Campanella ve Duffy gerçeği isteksizce kabul etse de, Austin Witsit gibi düz dünyacılardan bazıları ikna olmadı ve kanıtları kabul etmeye direndi.
‘Düz dünyacı’ Austin Whitsitt Youtube’daki izleyicilerine sadece 24 saatlik güneş konusunda “yanıldıklarını” kabul etti, ancak dünyanın düz olduğuna hala açık olduğunu söyledi. Witsit, 24 saatlik güneşin Dünya’nın yuvarlak olduğunu kanıtlamadığını iddia ederek, bunun “sadece tekil bir veri noktası” olduğunu savundu: “Bunun düz Dünya’yı çürüttüğünü düşünmüyorum, küreyi kanıtladığını düşünmüyorum – bunun tekil bir veri noktası olduğunu düşünüyorum.”
NEW: Flat Earther travels all the way to Antarctica to prove that the Earth is flat only to find out that it’s not.
Lmao.
Flat Earth YouTuber Jeran Campanella went on a $35,000 trip to prove that there was “no 24-hour sun.”
“Sometimes you are wrong in life and I thought there… pic.twitter.com/8jvLWawB2J
— Collin Rugg (@CollinRugg) December 18, 2024
Dünya çapında izleyicileri büyüleyen deney, birçok kişi için tartışmayı etkili bir şekilde sonlandırdı ve Dünya’nın düz olmadığını kanıtladı – bazıları bunu inkar etmek için ne kadar ileri gitmeye istekli olursa olsun…
Düz dünya fikri nasıl ortaya çıktı?
1838 yılında yazar Samuel B. Rowbotham’ın Old Bedford nehrinde yapılan deney sonucunda Modern Düz Dünya fikri ilk kez ortaya çıktı. 1870 yılında bu deney tekrarlandı ve bu iddia iyice popülerlik kazandı. Bu bilimsel bir fikir birliğine karşı bir karşıtlık duruşuydu; genellikle dini inançlarla desteklendi veya akademik bir otoriteye karşı paylaşılan bir güvensizlik içinde güç kazandı. İnternet’in ortaya çıkması ile Dünya’nın düz olduğuna inananlar düşüncelerini geniş kesimlere ulaştırabilme olanağı buldu. Günümüzde sosyal medya, çoğumuzun iyi desteklenmiş bir gerçek olarak kabul ettiği şeyden şüphe eden bir insan lejyonuna ses ve topluluk kazandırmış oldu.
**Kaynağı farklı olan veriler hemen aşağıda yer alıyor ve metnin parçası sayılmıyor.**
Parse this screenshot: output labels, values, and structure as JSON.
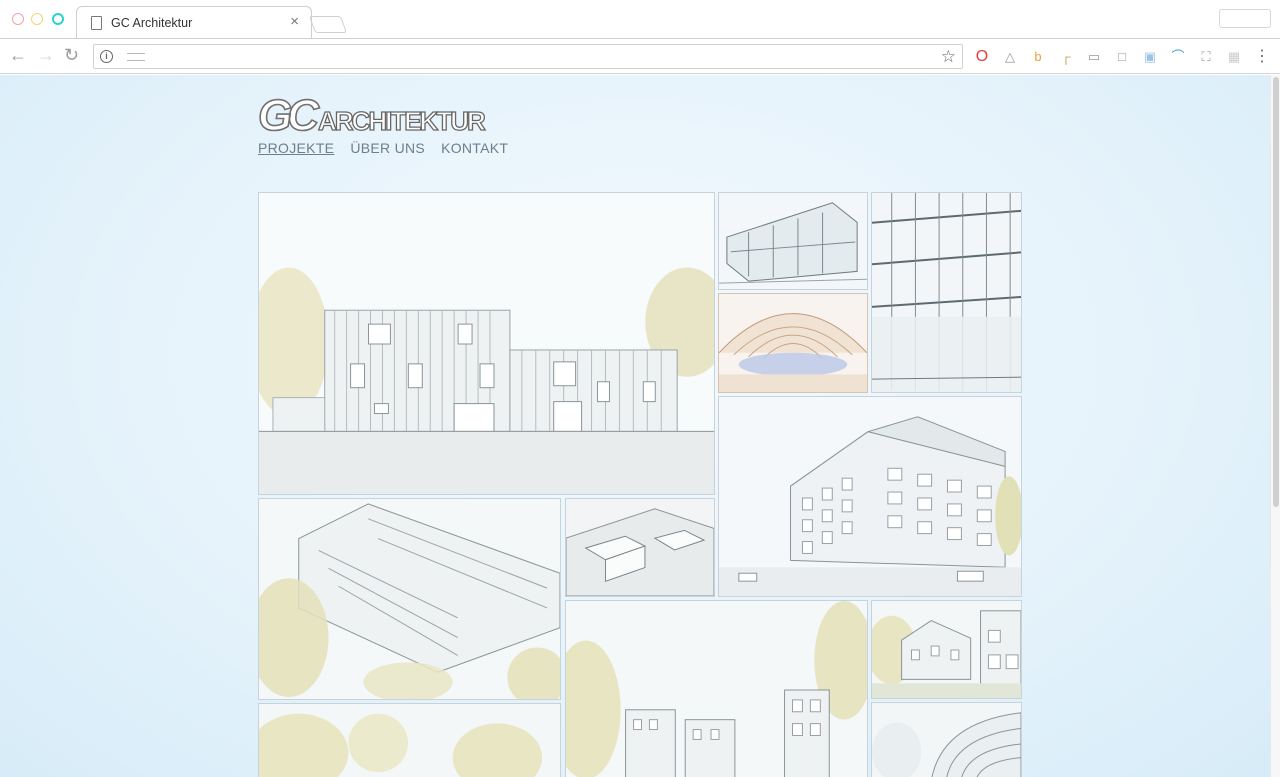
{
  "browser": {
    "tab_title": "GC Architektur",
    "tab_close": "×",
    "nav_back": "←",
    "nav_forward": "→",
    "nav_reload": "↻",
    "info_glyph": "i",
    "star_glyph": "☆",
    "menu_glyph": "⋮"
  },
  "site": {
    "logo_gc": "GC",
    "logo_rest": "ARCHITEKTUR",
    "nav": [
      {
        "label": "PROJEKTE",
        "active": true
      },
      {
        "label": "ÜBER UNS",
        "active": false
      },
      {
        "label": "KONTAKT",
        "active": false
      }
    ]
  },
  "colors": {
    "page_bg": "#e6f3fb",
    "nav_text": "#6c7f8c",
    "sketch_line": "#8c969c",
    "foliage": "#c9c58b"
  },
  "gallery": {
    "tiles": [
      {
        "name": "project-tile-timber-house",
        "subject": "timber house elevation"
      },
      {
        "name": "project-tile-cantilever-glass",
        "subject": "cantilevered glass pavilion"
      },
      {
        "name": "project-tile-office-facade",
        "subject": "office facade"
      },
      {
        "name": "project-tile-timber-hall",
        "subject": "timber vaulted hall"
      },
      {
        "name": "project-tile-corner-block",
        "subject": "corner apartment block"
      },
      {
        "name": "project-tile-housing-aerial",
        "subject": "housing aerial view"
      },
      {
        "name": "project-tile-site-model",
        "subject": "site model"
      },
      {
        "name": "project-tile-street-view",
        "subject": "street view"
      },
      {
        "name": "project-tile-terraced-house",
        "subject": "terraced house"
      },
      {
        "name": "project-tile-trees-bottom",
        "subject": "trees"
      },
      {
        "name": "project-tile-curved-facade",
        "subject": "curved facade"
      }
    ]
  }
}
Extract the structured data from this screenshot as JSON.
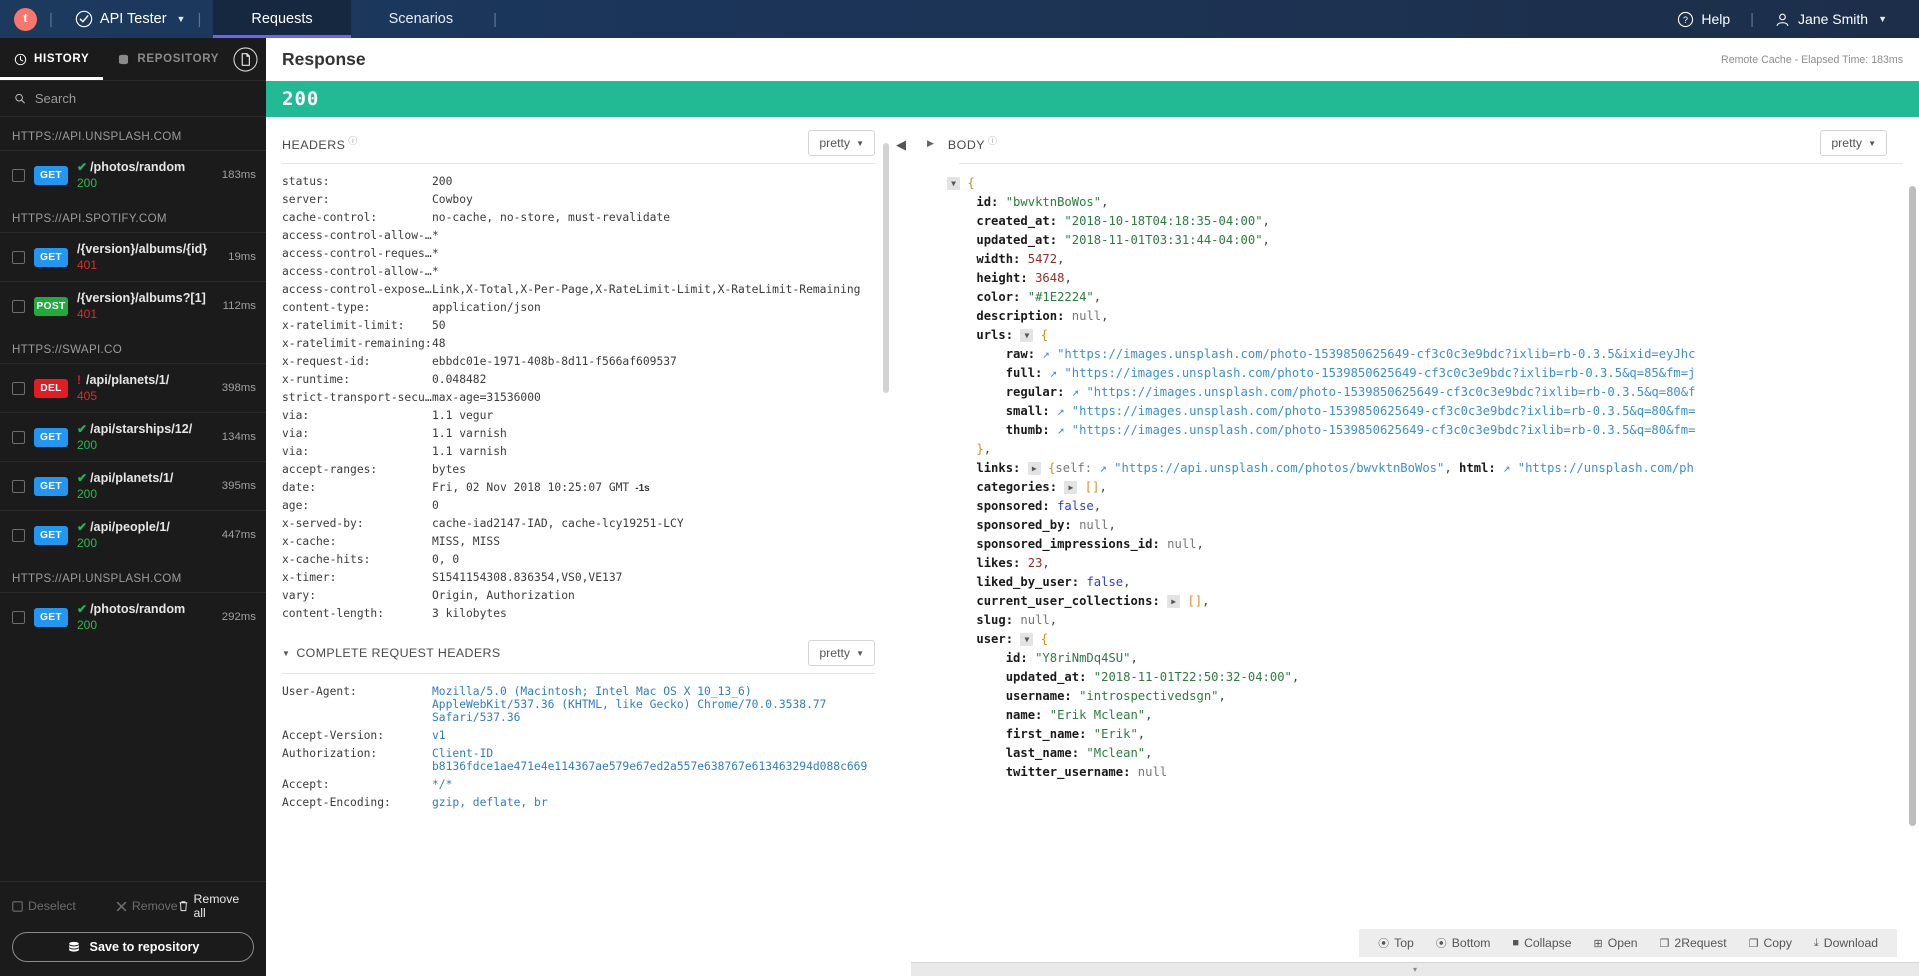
{
  "topbar": {
    "logo_letter": "t",
    "app_name": "API Tester",
    "tabs": [
      {
        "label": "Requests",
        "active": true
      },
      {
        "label": "Scenarios",
        "active": false
      }
    ],
    "help_label": "Help",
    "user_label": "Jane Smith"
  },
  "sidebar": {
    "tabs": [
      {
        "label": "HISTORY",
        "active": true
      },
      {
        "label": "REPOSITORY",
        "active": false
      }
    ],
    "search_placeholder": "Search",
    "groups": [
      {
        "host": "HTTPS://API.UNSPLASH.COM",
        "items": [
          {
            "method": "GET",
            "path": "/photos/random",
            "status": "200",
            "state": "ok",
            "time": "183ms"
          }
        ]
      },
      {
        "host": "HTTPS://API.SPOTIFY.COM",
        "items": [
          {
            "method": "GET",
            "path": "/{version}/albums/{id}",
            "status": "401",
            "state": "err",
            "time": "19ms"
          },
          {
            "method": "POST",
            "path": "/{version}/albums?[1]",
            "status": "401",
            "state": "err",
            "time": "112ms"
          }
        ]
      },
      {
        "host": "HTTPS://SWAPI.CO",
        "items": [
          {
            "method": "DEL",
            "path": "/api/planets/1/",
            "status": "405",
            "state": "warn",
            "time": "398ms"
          },
          {
            "method": "GET",
            "path": "/api/starships/12/",
            "status": "200",
            "state": "ok",
            "time": "134ms"
          },
          {
            "method": "GET",
            "path": "/api/planets/1/",
            "status": "200",
            "state": "ok",
            "time": "395ms"
          },
          {
            "method": "GET",
            "path": "/api/people/1/",
            "status": "200",
            "state": "ok",
            "time": "447ms"
          }
        ]
      },
      {
        "host": "HTTPS://API.UNSPLASH.COM",
        "items": [
          {
            "method": "GET",
            "path": "/photos/random",
            "status": "200",
            "state": "ok",
            "time": "292ms"
          }
        ]
      }
    ],
    "footer": {
      "deselect": "Deselect",
      "remove": "Remove",
      "remove_all": "Remove all",
      "save_to_repository": "Save to repository"
    }
  },
  "response": {
    "title": "Response",
    "meta": "Remote Cache - Elapsed Time: 183ms",
    "status_code": "200",
    "headers_section": {
      "title": "HEADERS",
      "pretty_label": "pretty",
      "rows": [
        {
          "k": "status:",
          "v": "200"
        },
        {
          "k": "server:",
          "v": "Cowboy"
        },
        {
          "k": "cache-control:",
          "v": "no-cache, no-store, must-revalidate"
        },
        {
          "k": "access-control-allow-o…",
          "v": "*"
        },
        {
          "k": "access-control-request…",
          "v": "*"
        },
        {
          "k": "access-control-allow-h…",
          "v": "*"
        },
        {
          "k": "access-control-expose-…",
          "v": "Link,X-Total,X-Per-Page,X-RateLimit-Limit,X-RateLimit-Remaining"
        },
        {
          "k": "content-type:",
          "v": "application/json"
        },
        {
          "k": "x-ratelimit-limit:",
          "v": "50"
        },
        {
          "k": "x-ratelimit-remaining:",
          "v": "48"
        },
        {
          "k": "x-request-id:",
          "v": "ebbdc01e-1971-408b-8d11-f566af609537"
        },
        {
          "k": "x-runtime:",
          "v": "0.048482"
        },
        {
          "k": "strict-transport-secur…",
          "v": "max-age=31536000"
        },
        {
          "k": "via:",
          "v": "1.1 vegur"
        },
        {
          "k": "via:",
          "v": "1.1 varnish"
        },
        {
          "k": "via:",
          "v": "1.1 varnish"
        },
        {
          "k": "accept-ranges:",
          "v": "bytes"
        },
        {
          "k": "date:",
          "v": "Fri, 02 Nov 2018 10:25:07 GMT",
          "badge": "-1s"
        },
        {
          "k": "age:",
          "v": "0"
        },
        {
          "k": "x-served-by:",
          "v": "cache-iad2147-IAD, cache-lcy19251-LCY"
        },
        {
          "k": "x-cache:",
          "v": "MISS, MISS"
        },
        {
          "k": "x-cache-hits:",
          "v": "0, 0"
        },
        {
          "k": "x-timer:",
          "v": "S1541154308.836354,VS0,VE137"
        },
        {
          "k": "vary:",
          "v": "Origin, Authorization"
        },
        {
          "k": "content-length:",
          "v": "3 kilobytes"
        }
      ]
    },
    "request_headers_section": {
      "title": "COMPLETE REQUEST HEADERS",
      "pretty_label": "pretty",
      "rows": [
        {
          "k": "User-Agent:",
          "v": "Mozilla/5.0 (Macintosh; Intel Mac OS X 10_13_6) AppleWebKit/537.36 (KHTML, like Gecko) Chrome/70.0.3538.77 Safari/537.36"
        },
        {
          "k": "Accept-Version:",
          "v": "v1"
        },
        {
          "k": "Authorization:",
          "v": "Client-ID b8136fdce1ae471e4e114367ae579e67ed2a557e638767e613463294d088c669"
        },
        {
          "k": "Accept:",
          "v": "*/*"
        },
        {
          "k": "Accept-Encoding:",
          "v": "gzip, deflate, br"
        }
      ]
    },
    "body_section": {
      "title": "BODY",
      "pretty_label": "pretty",
      "toolbar": [
        {
          "label": "Top",
          "icon": "arrow-up-circle-icon"
        },
        {
          "label": "Bottom",
          "icon": "arrow-down-circle-icon"
        },
        {
          "label": "Collapse",
          "icon": "collapse-icon"
        },
        {
          "label": "Open",
          "icon": "plus-square-icon"
        },
        {
          "label": "2Request",
          "icon": "copy-to-request-icon"
        },
        {
          "label": "Copy",
          "icon": "copy-icon"
        },
        {
          "label": "Download",
          "icon": "download-icon"
        }
      ],
      "json_lines": [
        {
          "indent": 0,
          "toggle": "open",
          "brace": "{"
        },
        {
          "indent": 1,
          "key": "id:",
          "str": "\"bwvktnBoWos\"",
          "comma": true
        },
        {
          "indent": 1,
          "key": "created_at:",
          "str": "\"2018-10-18T04:18:35-04:00\"",
          "comma": true
        },
        {
          "indent": 1,
          "key": "updated_at:",
          "str": "\"2018-11-01T03:31:44-04:00\"",
          "comma": true
        },
        {
          "indent": 1,
          "key": "width:",
          "num": "5472",
          "comma": true
        },
        {
          "indent": 1,
          "key": "height:",
          "num": "3648",
          "comma": true
        },
        {
          "indent": 1,
          "key": "color:",
          "str": "\"#1E2224\"",
          "comma": true
        },
        {
          "indent": 1,
          "key": "description:",
          "null": "null",
          "comma": true
        },
        {
          "indent": 1,
          "key": "urls:",
          "toggle": "open",
          "brace": "{"
        },
        {
          "indent": 2,
          "key": "raw:",
          "link": "\"https://images.unsplash.com/photo-1539850625649-cf3c0c3e9bdc?ixlib=rb-0.3.5&ixid=eyJhc"
        },
        {
          "indent": 2,
          "key": "full:",
          "link": "\"https://images.unsplash.com/photo-1539850625649-cf3c0c3e9bdc?ixlib=rb-0.3.5&q=85&fm=j"
        },
        {
          "indent": 2,
          "key": "regular:",
          "link": "\"https://images.unsplash.com/photo-1539850625649-cf3c0c3e9bdc?ixlib=rb-0.3.5&q=80&f"
        },
        {
          "indent": 2,
          "key": "small:",
          "link": "\"https://images.unsplash.com/photo-1539850625649-cf3c0c3e9bdc?ixlib=rb-0.3.5&q=80&fm="
        },
        {
          "indent": 2,
          "key": "thumb:",
          "link": "\"https://images.unsplash.com/photo-1539850625649-cf3c0c3e9bdc?ixlib=rb-0.3.5&q=80&fm="
        },
        {
          "indent": 1,
          "brace": "}",
          "comma": true
        },
        {
          "indent": 1,
          "key": "links:",
          "toggle": "closed",
          "inline_obj": "{self:",
          "link2": "\"https://api.unsplash.com/photos/bwvktnBoWos\"",
          "tail_key": "html:",
          "link3": "\"https://unsplash.com/ph"
        },
        {
          "indent": 1,
          "key": "categories:",
          "toggle": "closed",
          "arr": "[]",
          "comma": true
        },
        {
          "indent": 1,
          "key": "sponsored:",
          "bool": "false",
          "comma": true
        },
        {
          "indent": 1,
          "key": "sponsored_by:",
          "null": "null",
          "comma": true
        },
        {
          "indent": 1,
          "key": "sponsored_impressions_id:",
          "null": "null",
          "comma": true
        },
        {
          "indent": 1,
          "key": "likes:",
          "num": "23",
          "comma": true
        },
        {
          "indent": 1,
          "key": "liked_by_user:",
          "bool": "false",
          "comma": true
        },
        {
          "indent": 1,
          "key": "current_user_collections:",
          "toggle": "closed",
          "arr": "[]",
          "comma": true
        },
        {
          "indent": 1,
          "key": "slug:",
          "null": "null",
          "comma": true
        },
        {
          "indent": 1,
          "key": "user:",
          "toggle": "open",
          "brace": "{"
        },
        {
          "indent": 2,
          "key": "id:",
          "str": "\"Y8riNmDq4SU\"",
          "comma": true
        },
        {
          "indent": 2,
          "key": "updated_at:",
          "str": "\"2018-11-01T22:50:32-04:00\"",
          "comma": true
        },
        {
          "indent": 2,
          "key": "username:",
          "str": "\"introspectivedsgn\"",
          "comma": true
        },
        {
          "indent": 2,
          "key": "name:",
          "str": "\"Erik Mclean\"",
          "comma": true
        },
        {
          "indent": 2,
          "key": "first_name:",
          "str": "\"Erik\"",
          "comma": true
        },
        {
          "indent": 2,
          "key": "last_name:",
          "str": "\"Mclean\"",
          "comma": true
        },
        {
          "indent": 2,
          "key": "twitter_username:",
          "null": "null",
          "comma": false
        }
      ]
    }
  }
}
Melbourne Üniversitesi iletişim uzmanı Jennifer Beckett, 2019 yılında Anders Furze’ye konuyla ilgili yazdığı makalede, “Asıl mesele bilginin gücü ve bir zamanlar bilginin bekçileri olarak gördüğümüz akademisyenler, bilimsel kuruluşlar veya hükümetler gibi kurumlara karşı artan güvensizlikle ilgili” demişti.